Storage Expo in the UK was a two-day, middling-size exhibition with a preponderance of first day attendees, and accompanied by a set of vendor-biased presentations in a conference stream, adjunct with poor to middling presentation rooms.

SNW Frankfurt was a one and a half day, large conference stream in excellent presentation suites featuring vendor-neutral presentations accompanied by a middle-sized exhibition. Some 1,800 visitors attended it and feedback was positive throughout. They mainly went for the technology education afforded by the conference streams and used the exhibition for research and additional understanding about the technologies presented in the conference sessions.

Unlike SNW in the USA, the exhibition and conference are both organised by SNIA Europe, the Storage Networking Industry Association in Europe. The US SNW is a show and exhibition organised independently of SNIA but with SNIA contributions. That means the vendor-neutrality aspect of the SNW Frankfurt presentations is not so much a feature of SNW in the USA.

SNIA in Europe is very much about storage end-user education. It is also about storage networking standards.

SNIA in general

SNIA is an industry association, a trade association, that is also involved in standards-setting to that vendor members' products can work better together. SNIA Europe director Bob Plumridge, says: "In the past we created standards and threw them over the wall to proper formal standards authorities. Then we became a de jure standards organisation with SMI-S. No one else was willing to take it on. So we did it and took it to ISO for formalising."

SNIA has a good reputation with formal standards bodies, according to Plumridge: "We're now a fast track submitter to ANSI INCITS." (INCITS - the InterNational Committee for Information Technology Standards) is the first choice forum for information technology developers, producers and users for the creation and maintenance of formal de jure IT standards. INCITS is accredited by, and operates under rules approved by, the American National Standards Institute (ANSI).

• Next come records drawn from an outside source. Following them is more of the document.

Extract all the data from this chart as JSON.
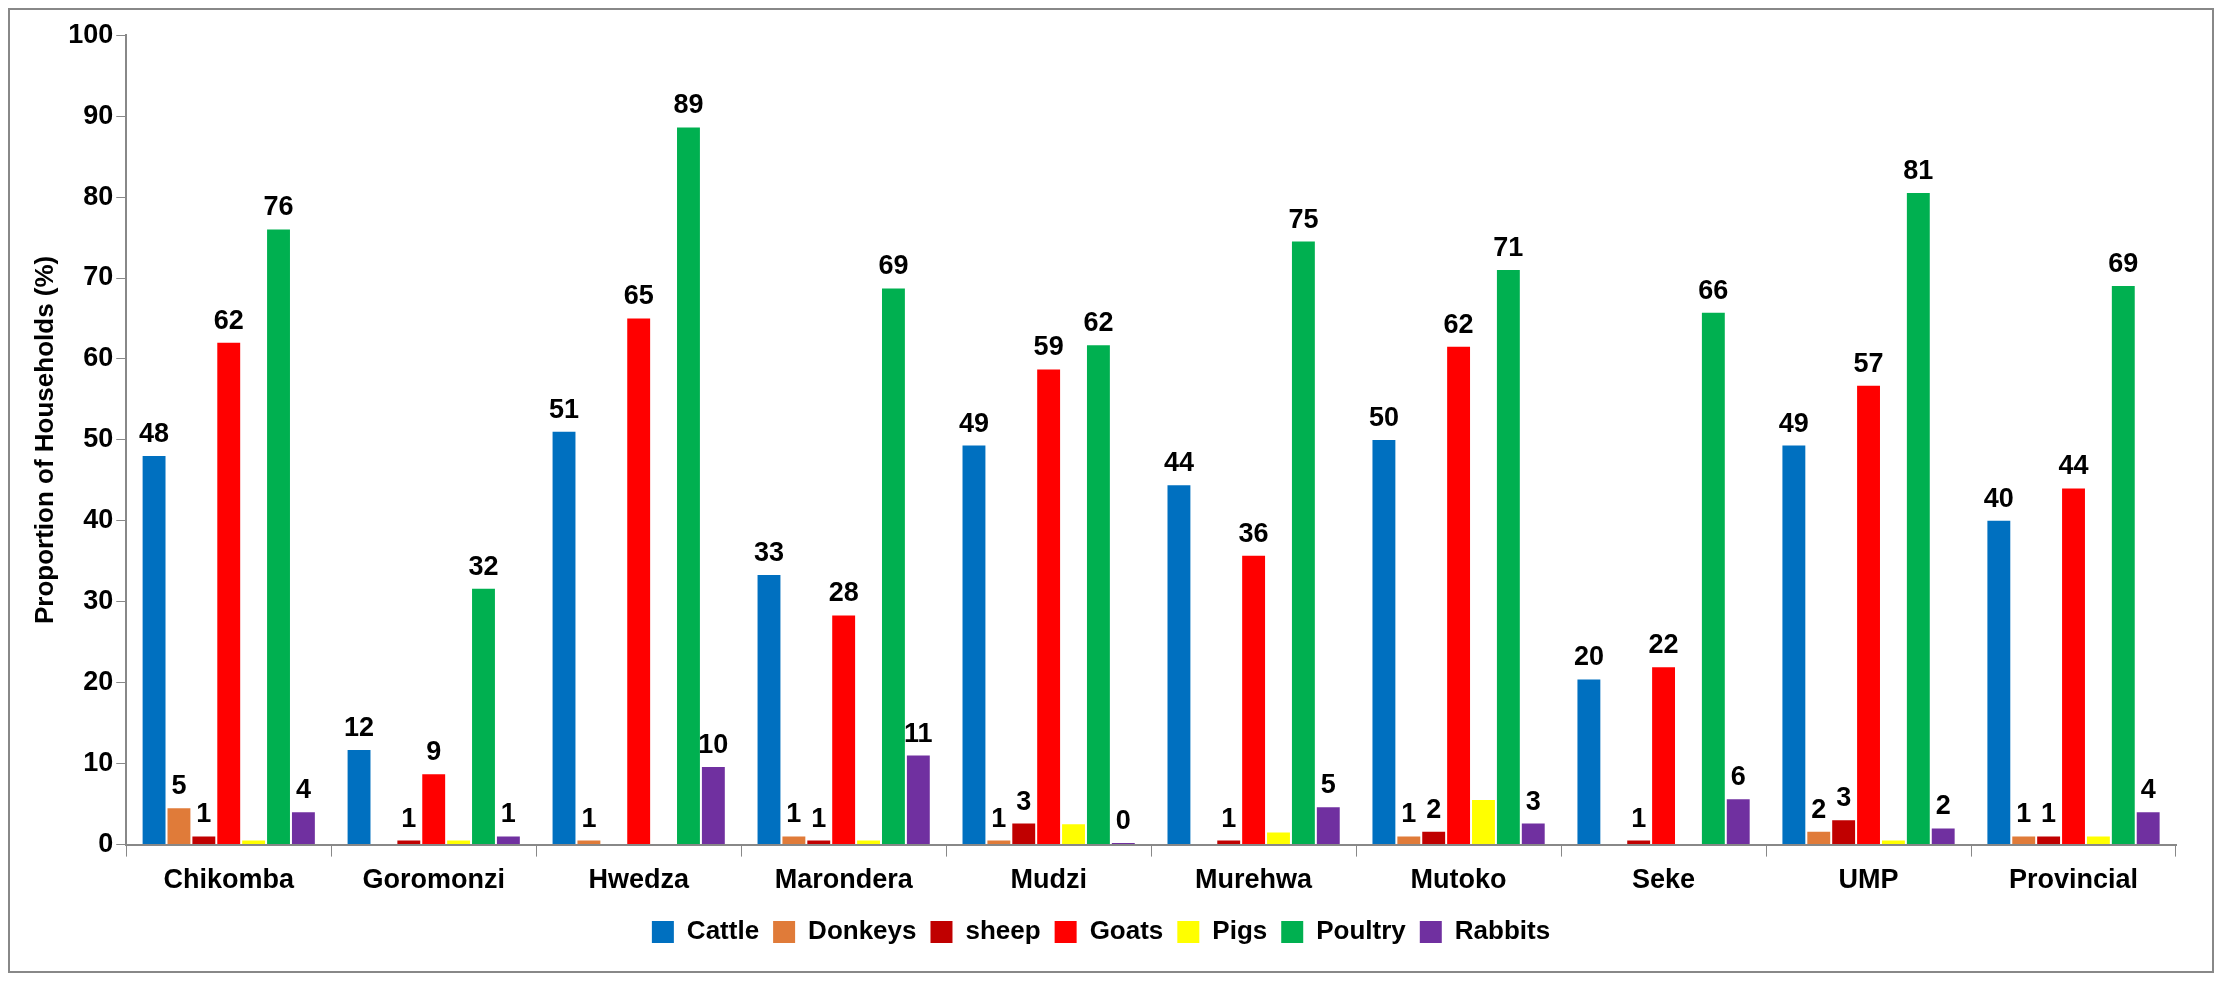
{
  "chart_data": {
    "type": "bar",
    "ylabel": "Proportion of Households (%)",
    "categories": [
      "Chikomba",
      "Goromonzi",
      "Hwedza",
      "Marondera",
      "Mudzi",
      "Murehwa",
      "Mutoko",
      "Seke",
      "UMP",
      "Provincial"
    ],
    "series": [
      {
        "name": "Cattle",
        "color": "#0070c0",
        "values": [
          48,
          11.7,
          51,
          33.3,
          49.3,
          44.4,
          50,
          20.4,
          49.3,
          40
        ],
        "value_labels": [
          "48",
          "12",
          "51",
          "33",
          "49",
          "44",
          "50",
          "20",
          "49",
          "40"
        ]
      },
      {
        "name": "Donkeys",
        "color": "#e07b39",
        "values": [
          4.5,
          0,
          0.5,
          1,
          0.5,
          0,
          1,
          0,
          1.6,
          1
        ],
        "value_labels": [
          "5",
          null,
          "1",
          "1",
          "1",
          null,
          "1",
          null,
          "2",
          "1"
        ]
      },
      {
        "name": "sheep",
        "color": "#c00000",
        "values": [
          1,
          0.5,
          0,
          0.5,
          2.6,
          0.5,
          1.6,
          0.5,
          3,
          1
        ],
        "value_labels": [
          "1",
          "1",
          null,
          "1",
          "3",
          "1",
          "2",
          "1",
          "3",
          "1"
        ]
      },
      {
        "name": "Goats",
        "color": "#ff0000",
        "values": [
          62,
          8.7,
          65,
          28.3,
          58.7,
          35.7,
          61.5,
          21.9,
          56.7,
          44
        ],
        "value_labels": [
          "62",
          "9",
          "65",
          "28",
          "59",
          "36",
          "62",
          "22",
          "57",
          "44"
        ]
      },
      {
        "name": "Pigs",
        "color": "#ffff00",
        "values": [
          0.5,
          0.5,
          0,
          0.5,
          2.5,
          1.5,
          5.5,
          0,
          0.5,
          1
        ],
        "value_labels": [
          null,
          null,
          null,
          null,
          null,
          null,
          null,
          null,
          null,
          null
        ]
      },
      {
        "name": "Poultry",
        "color": "#00b050",
        "values": [
          76,
          31.6,
          88.6,
          68.7,
          61.7,
          74.5,
          71,
          65.7,
          80.5,
          69
        ],
        "value_labels": [
          "76",
          "32",
          "89",
          "69",
          "62",
          "75",
          "71",
          "66",
          "81",
          "69"
        ]
      },
      {
        "name": "Rabbits",
        "color": "#7030a0",
        "values": [
          4,
          1,
          9.6,
          11,
          0.2,
          4.6,
          2.6,
          5.6,
          2,
          4
        ],
        "value_labels": [
          "4",
          "1",
          "10",
          "11",
          "0",
          "5",
          "3",
          "6",
          "2",
          "4"
        ]
      }
    ],
    "ylim": [
      0,
      100
    ],
    "yticks": [
      0,
      10,
      20,
      30,
      40,
      50,
      60,
      70,
      80,
      90,
      100
    ],
    "legend": "bottom"
  }
}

"Likewise, with ISO, our technical work is regarded as top quality with a good focus."

SNIA and end users

The SNIA has had an end-user council for some time. What SNIA offers is vendor-neutral storage networking technology information. There are other organisations that offer storage networking expertise. Obviously there are large vendor user groups which will be vendor-inluenced, probably vendor-funded, and relatively restricted in their focus - the vendor's products in other words.

Plumridge said: "Large datacentre users are big enough to join vendor user groups and won't necessarily join SNIA."

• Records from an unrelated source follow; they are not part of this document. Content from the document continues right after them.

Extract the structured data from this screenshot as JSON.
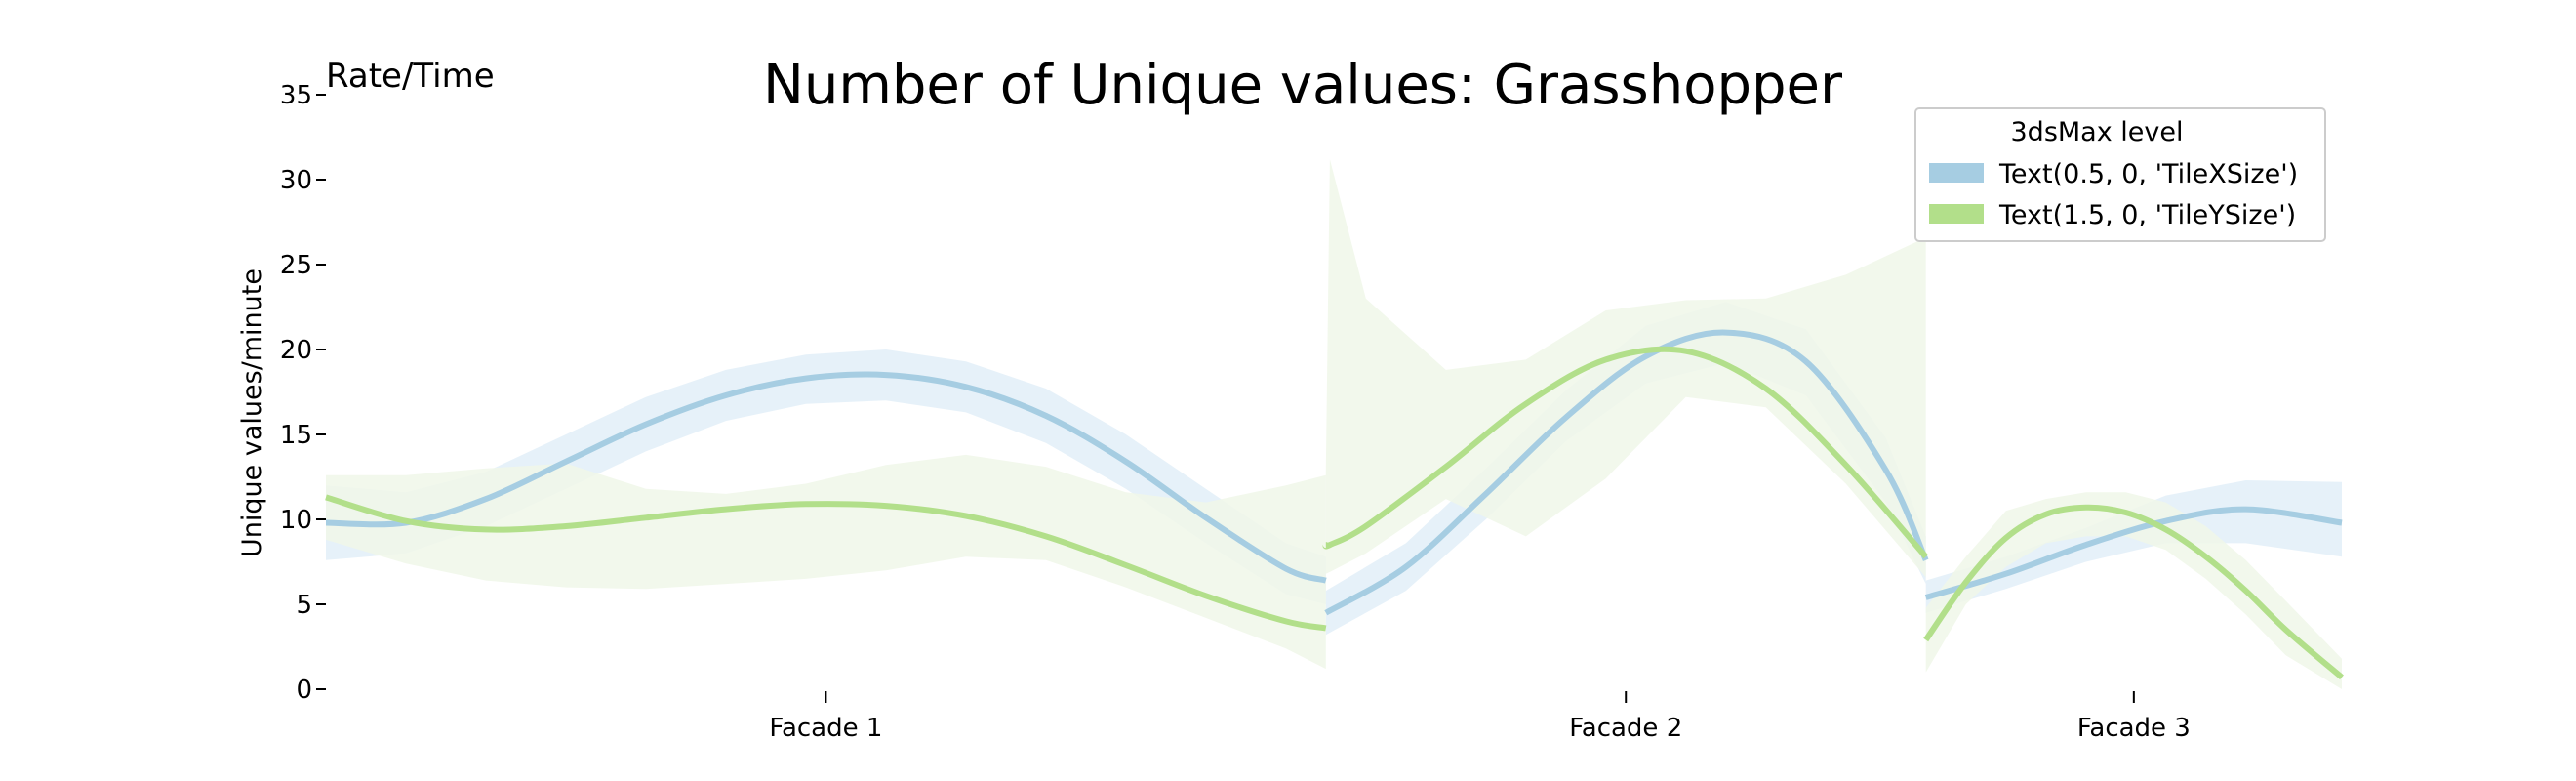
{
  "chart_data": {
    "type": "line",
    "title": "Number of Unique values: Grasshopper",
    "corner_label": "Rate/Time",
    "xlabel": "",
    "ylabel": "Unique values/minute",
    "ylim": [
      0,
      35
    ],
    "yticks": [
      0,
      5,
      10,
      15,
      20,
      25,
      30,
      35
    ],
    "grid": false,
    "categories": [
      "Facade 1",
      "Facade 2",
      "Facade 3"
    ],
    "segments": [
      {
        "category": "Facade 1",
        "x_range": [
          0,
          1.25
        ],
        "tick_at": 0.625
      },
      {
        "category": "Facade 2",
        "x_range": [
          1.25,
          2.0
        ],
        "tick_at": 1.625
      },
      {
        "category": "Facade 3",
        "x_range": [
          2.0,
          2.52
        ],
        "tick_at": 2.26
      }
    ],
    "legend": {
      "title": "3dsMax level",
      "position": "top-right"
    },
    "series": [
      {
        "name": "Text(0.5, 0, 'TileXSize')",
        "color": "#a6cde2",
        "band_color": "#e2eef8",
        "segments": [
          {
            "x": [
              0,
              0.1,
              0.2,
              0.3,
              0.4,
              0.5,
              0.6,
              0.7,
              0.8,
              0.9,
              1.0,
              1.1,
              1.2,
              1.25
            ],
            "y": [
              9.8,
              9.8,
              11.2,
              13.4,
              15.6,
              17.3,
              18.3,
              18.5,
              17.8,
              16.1,
              13.4,
              10.1,
              7.1,
              6.4
            ],
            "lower": [
              7.6,
              8.0,
              9.6,
              11.8,
              14.0,
              15.8,
              16.8,
              17.0,
              16.3,
              14.5,
              11.8,
              8.6,
              5.6,
              5.0
            ],
            "upper": [
              12.0,
              11.6,
              12.8,
              15.0,
              17.2,
              18.8,
              19.7,
              20.0,
              19.3,
              17.7,
              15.0,
              11.8,
              8.6,
              7.8
            ]
          },
          {
            "x": [
              1.25,
              1.35,
              1.45,
              1.55,
              1.65,
              1.75,
              1.85,
              1.95,
              2.0
            ],
            "y": [
              4.5,
              7.2,
              11.5,
              16.0,
              19.6,
              21.0,
              19.3,
              12.9,
              7.6
            ],
            "lower": [
              3.2,
              5.8,
              10.0,
              14.6,
              18.0,
              19.2,
              17.3,
              11.0,
              6.2
            ],
            "upper": [
              5.8,
              8.6,
              13.0,
              17.6,
              21.4,
              22.8,
              21.2,
              14.8,
              9.0
            ]
          },
          {
            "x": [
              2.0,
              2.1,
              2.2,
              2.3,
              2.4,
              2.52
            ],
            "y": [
              5.4,
              6.8,
              8.5,
              9.9,
              10.6,
              9.8
            ],
            "lower": [
              4.5,
              5.9,
              7.5,
              8.6,
              8.6,
              7.8
            ],
            "upper": [
              6.4,
              7.8,
              9.5,
              11.4,
              12.3,
              12.2
            ]
          }
        ]
      },
      {
        "name": "Text(1.5, 0, 'TileYSize')",
        "color": "#b2df8a",
        "band_color": "#f0f7e9",
        "segments": [
          {
            "x": [
              0,
              0.1,
              0.2,
              0.3,
              0.4,
              0.5,
              0.6,
              0.7,
              0.8,
              0.9,
              1.0,
              1.1,
              1.2,
              1.25
            ],
            "y": [
              11.3,
              9.9,
              9.4,
              9.6,
              10.1,
              10.6,
              10.9,
              10.8,
              10.2,
              9.0,
              7.3,
              5.5,
              4.0,
              3.6
            ],
            "lower": [
              8.8,
              7.4,
              6.4,
              6.0,
              5.9,
              6.2,
              6.5,
              7.0,
              7.8,
              7.6,
              6.0,
              4.2,
              2.4,
              1.2
            ],
            "upper": [
              12.6,
              12.6,
              13.0,
              13.3,
              11.8,
              11.5,
              12.1,
              13.2,
              13.8,
              13.1,
              11.6,
              11.0,
              12.0,
              12.6
            ]
          },
          {
            "x": [
              1.25,
              1.255,
              1.3,
              1.4,
              1.5,
              1.6,
              1.7,
              1.8,
              1.9,
              2.0
            ],
            "y": [
              8.5,
              8.5,
              9.6,
              13.1,
              16.8,
              19.4,
              19.9,
              17.7,
              13.2,
              7.8
            ],
            "lower": [
              6.8,
              6.9,
              8.0,
              11.2,
              9.0,
              12.4,
              17.2,
              16.6,
              12.1,
              6.6
            ],
            "upper": [
              12.8,
              31.2,
              23.0,
              18.8,
              19.4,
              22.3,
              22.9,
              23.0,
              24.4,
              26.6
            ]
          },
          {
            "x": [
              2.0,
              2.05,
              2.1,
              2.15,
              2.2,
              2.25,
              2.3,
              2.35,
              2.4,
              2.45,
              2.52
            ],
            "y": [
              2.9,
              6.3,
              8.9,
              10.3,
              10.7,
              10.4,
              9.4,
              7.8,
              5.8,
              3.5,
              0.7
            ],
            "lower": [
              1.0,
              5.0,
              7.2,
              8.6,
              9.0,
              9.0,
              8.2,
              6.5,
              4.4,
              2.0,
              0.0
            ],
            "upper": [
              4.8,
              7.8,
              10.5,
              11.2,
              11.6,
              11.6,
              11.0,
              9.6,
              7.6,
              5.2,
              1.8
            ]
          }
        ]
      }
    ]
  }
}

In the USA there is StorageNetworking.org, based at the University of California at San Diego. It was founded to answer the educational needs of data storage technology users and is currently supporting the formation of local Storage Networking User Groups (SNUGs) and making existing educational opportunities more accessible. Plumridge says this is "a more roots-level organisation that wasn't active at the SNIA level. It has just lost its director."

There is also the Association of Storage Networking Professionals (ASNP) which was once separate but is now part of StorageNetworking.org. The idea was to create a single focal point for local and regional storage professional education and networking.

Plumridge said: "SNO and ASNP are peer-to-peer roots level groups. They attend SNW but don't get too involved with the SNIA. They respond to end-user surveys. SNIA has a very active end-user council, a little like a SNUG. It is very careful not to let vendors join it. In the USA there are hundreds of end-user members. In Europe there are tens of members."

However there is more end-user involvement with SNIA that end-user council member totals suggest, with Plumridge saying: "There are more information access and downloads from SNIA's websites than there are end-user council members." He reckons that: "The number of people SNIA education has 'touched' face-to-face is in excess of 10,000. The number of people involved with end-user course who have achieved some level of certification is over 2,500."

In terms of end-user education SNIA in Europe is ahead of SNIA in the USA. The SNIA Academy has been successful and: "We're going to do second sessions in Russia and Dubai with a third one in Zurich." These sessions are a full day long and, although sponsored by vendors, are vendor-neutral in content.

The message coming through here is one of not sneering at SNIA. It isn't perfect and it could do more, as it would be the first to admit. But it relies on volunteers to run it and is a valuable and successful means of transferring vendor-neutral storage networking information to end-users. This is done at an educational level with SNIA academy days and SNIA certification and, once a year, with the SNW Europe conference and exhibition.

It also plays a role in creating, formulating and driving storage networking standards such as SMI-S and XAM. Again it is not perfect and it can't force storage industry vendors to go where they don't want to go, such as full and completely open and total adherence to SMI-S standards. But it is better, a lot better many would argue, than feeble standards-setting initiatives such as the failed X/Open one which tried to include both Unix and Windows NT under the same open systems standard umbrella.

SNIA has accomplished much more than that and the presence of 1,800 attendees at SNW Frankfurt testifies to it. There is no better event in Europe to learn about the latest technologies in storage networking. So much so that we can look forward to the 2,000 attendee barrier being breached next year.